The Canada-Australia Public Policy Initiative (CAPPI) enables federal public servants in our two countries to exchange views on emerging public policy challenges and governance issues. The second version of the CAPPI was held in Ottawa on 10-12 July. A Bilateral Strategic Dialogue has also been established to discuss foreign policy and security issues. The inaugural Strategic Dialogue was held in Ottawa on 23-24 April 2012 comprised of Political-Military Talks and Foreign Policy Discussions.
Another important element of the bilateral relationship is the number of Canadian public servants placed in Australian ministries on exchange. At the time of writing, Canadians were assigned in the Australian departments of Foreign Affairs and Trade, Environment, Education, Employment and Workplace Relations, the Australian Defence Forces and the Attorney-General's Department. These arrangements are reciprocated with Australians working in Canadian federal departments.
At a practical level, Canada and Australia have a Consular Sharing Agreement that allows Canadians to receive consular services from Australian officials in 20 countries where Canada does not have an office and for Australians to seek similar assistance from Canadian missions in 23 countries.
The political relationship between Canada and Australia is enhanced by a rich set of academic, student and cultural exchanges and events which see a steady stream of scholars and artists travelling between the countries.
On the academic relations side there are more than 180 formal agreements between Australian and Canadian universities, almost 300 members of the Association for Canadian Studies in Australia and New Zealand and more than 2000 Australian and Canadian students enrolled in universities in each others' country.

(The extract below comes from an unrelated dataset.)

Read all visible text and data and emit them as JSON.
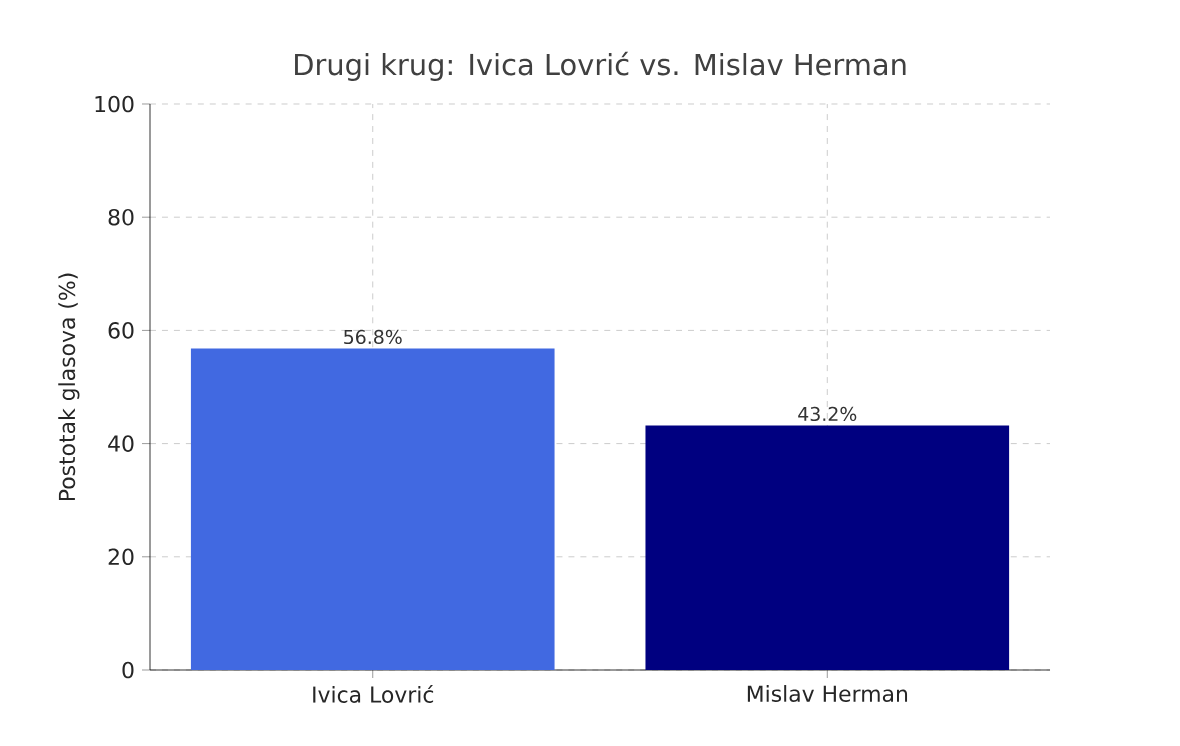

In the cultural field, renowned Canadian performers such as k. d. lang and Leonard Cohen, have recently visited Australia as well as many emerging independent musicians. John Ralston Saul, Jan Wong, Rick Smith, Bruce Lourie and Alannah Mitchell are some of the writers who have attended Australian literary festivals to promote their work. Two innovative artist residency exchange programs between Canada and Australia have been established in the visual arts and are supported by the Canada Council for the Arts. An Aboriginal Curators delegation recently visited the Biennale of Sydney a festival of contemporary visual arts that featured nine Canadians in 2010. In the film arena, the Canadian Film Festival “Possible Worlds” is an annual showcase of new Canadian cinema that is held each August in Sydney.

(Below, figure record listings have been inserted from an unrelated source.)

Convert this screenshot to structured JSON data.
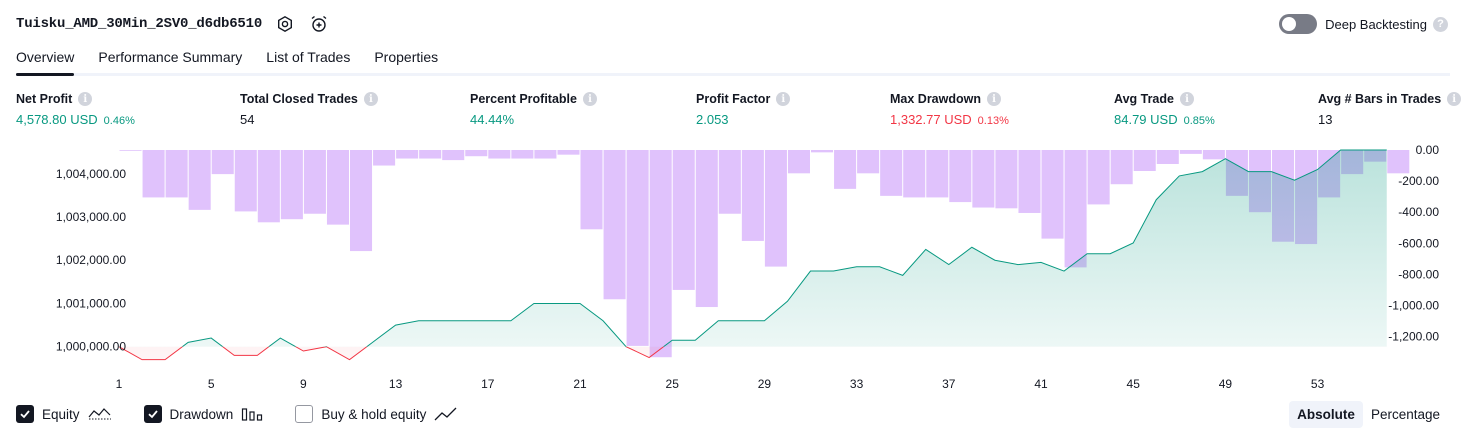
{
  "header": {
    "strategy_name": "Tuisku_AMD_30Min_2SV0_d6db6510",
    "settings_icon": "gear-icon",
    "replay_icon": "alarm-clock-plus-icon",
    "deep_backtesting_label": "Deep Backtesting",
    "deep_backtesting_enabled": false
  },
  "tabs": [
    {
      "label": "Overview",
      "active": true
    },
    {
      "label": "Performance Summary",
      "active": false
    },
    {
      "label": "List of Trades",
      "active": false
    },
    {
      "label": "Properties",
      "active": false
    }
  ],
  "metrics": [
    {
      "label": "Net Profit",
      "value": "4,578.80 USD",
      "pct": "0.46%",
      "tone": "pos"
    },
    {
      "label": "Total Closed Trades",
      "value": "54",
      "pct": "",
      "tone": "neu"
    },
    {
      "label": "Percent Profitable",
      "value": "44.44%",
      "pct": "",
      "tone": "pos"
    },
    {
      "label": "Profit Factor",
      "value": "2.053",
      "pct": "",
      "tone": "pos"
    },
    {
      "label": "Max Drawdown",
      "value": "1,332.77 USD",
      "pct": "0.13%",
      "tone": "neg"
    },
    {
      "label": "Avg Trade",
      "value": "84.79 USD",
      "pct": "0.85%",
      "tone": "pos"
    },
    {
      "label": "Avg # Bars in Trades",
      "value": "13",
      "pct": "",
      "tone": "neu"
    }
  ],
  "info_glyph": "i",
  "chart_data": {
    "type": "line+bar",
    "x": [
      1,
      2,
      3,
      4,
      5,
      6,
      7,
      8,
      9,
      10,
      11,
      12,
      13,
      14,
      15,
      16,
      17,
      18,
      19,
      20,
      21,
      22,
      23,
      24,
      25,
      26,
      27,
      28,
      29,
      30,
      31,
      32,
      33,
      34,
      35,
      36,
      37,
      38,
      39,
      40,
      41,
      42,
      43,
      44,
      45,
      46,
      47,
      48,
      49,
      50,
      51,
      52,
      53,
      54,
      55,
      56
    ],
    "x_ticks": [
      1,
      5,
      9,
      13,
      17,
      21,
      25,
      29,
      33,
      37,
      41,
      45,
      49,
      53
    ],
    "left_axis": {
      "ticks": [
        "1,000,000.00",
        "1,001,000.00",
        "1,002,000.00",
        "1,003,000.00",
        "1,004,000.00"
      ],
      "tick_values": [
        1000000,
        1001000,
        1002000,
        1003000,
        1004000
      ],
      "range": [
        999600,
        1004550
      ]
    },
    "right_axis": {
      "ticks": [
        "0.00",
        "-200.00",
        "-400.00",
        "-600.00",
        "-800.00",
        "-1,000.00",
        "-1,200.00"
      ],
      "tick_values": [
        0,
        -200,
        -400,
        -600,
        -800,
        -1000,
        -1200
      ],
      "range": [
        -1370,
        0
      ]
    },
    "series": [
      {
        "name": "Equity",
        "axis": "left",
        "color_up": "#089981",
        "color_down": "#f23645",
        "baseline": 1000000,
        "values": [
          1000000,
          999700,
          999700,
          1000100,
          1000200,
          999800,
          999800,
          1000200,
          999900,
          1000000,
          999700,
          1000100,
          1000500,
          1000600,
          1000600,
          1000600,
          1000600,
          1000600,
          1001000,
          1001000,
          1001000,
          1000600,
          1000000,
          999750,
          1000150,
          1000150,
          1000600,
          1000600,
          1000600,
          1001050,
          1001750,
          1001750,
          1001850,
          1001850,
          1001650,
          1002250,
          1001900,
          1002300,
          1002000,
          1001900,
          1001950,
          1001750,
          1002150,
          1002150,
          1002400,
          1003400,
          1003950,
          1004050,
          1004350,
          1004050,
          1004050,
          1003850,
          1004100,
          1004550,
          1004550,
          1004550
        ]
      },
      {
        "name": "Drawdown",
        "axis": "right",
        "color": "#dbb7fb",
        "values": [
          -5,
          -305,
          -305,
          -385,
          -155,
          -395,
          -465,
          -445,
          -410,
          -480,
          -650,
          -100,
          -55,
          -55,
          -65,
          -40,
          -55,
          -55,
          -55,
          -30,
          -510,
          -960,
          -1260,
          -1332.77,
          -900,
          -1010,
          -410,
          -585,
          -750,
          -150,
          -15,
          -250,
          -150,
          -295,
          -305,
          -305,
          -335,
          -370,
          -375,
          -405,
          -570,
          -755,
          -350,
          -220,
          -135,
          -90,
          -25,
          -60,
          -295,
          -400,
          -590,
          -605,
          -305,
          -155,
          -75,
          -150
        ]
      }
    ],
    "toggles": [
      {
        "label": "Equity",
        "checked": true,
        "icon": "equity-legend-icon"
      },
      {
        "label": "Drawdown",
        "checked": true,
        "icon": "drawdown-bars-icon"
      },
      {
        "label": "Buy & hold equity",
        "checked": false,
        "icon": "trend-line-icon"
      }
    ],
    "mode_options": [
      {
        "label": "Absolute",
        "active": true
      },
      {
        "label": "Percentage",
        "active": false
      }
    ]
  },
  "colors": {
    "positive": "#089981",
    "negative": "#f23645",
    "drawdown": "#dbb7fb",
    "text": "#131722"
  }
}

The High Commission encourages interaction and dialogue between Canadians and Australians. The successful Federation Dialogues Series, established in 2001 to celebrate Australia’s Centenary of Federation, brings together eminent Canadian and Australians such as Canadian historian Professor Margaret MacMillan, the former Premier of Nunavut, Paul Okalik, and award-winning author Margaret Atwood, in public conversation on subjects of interest to both countries.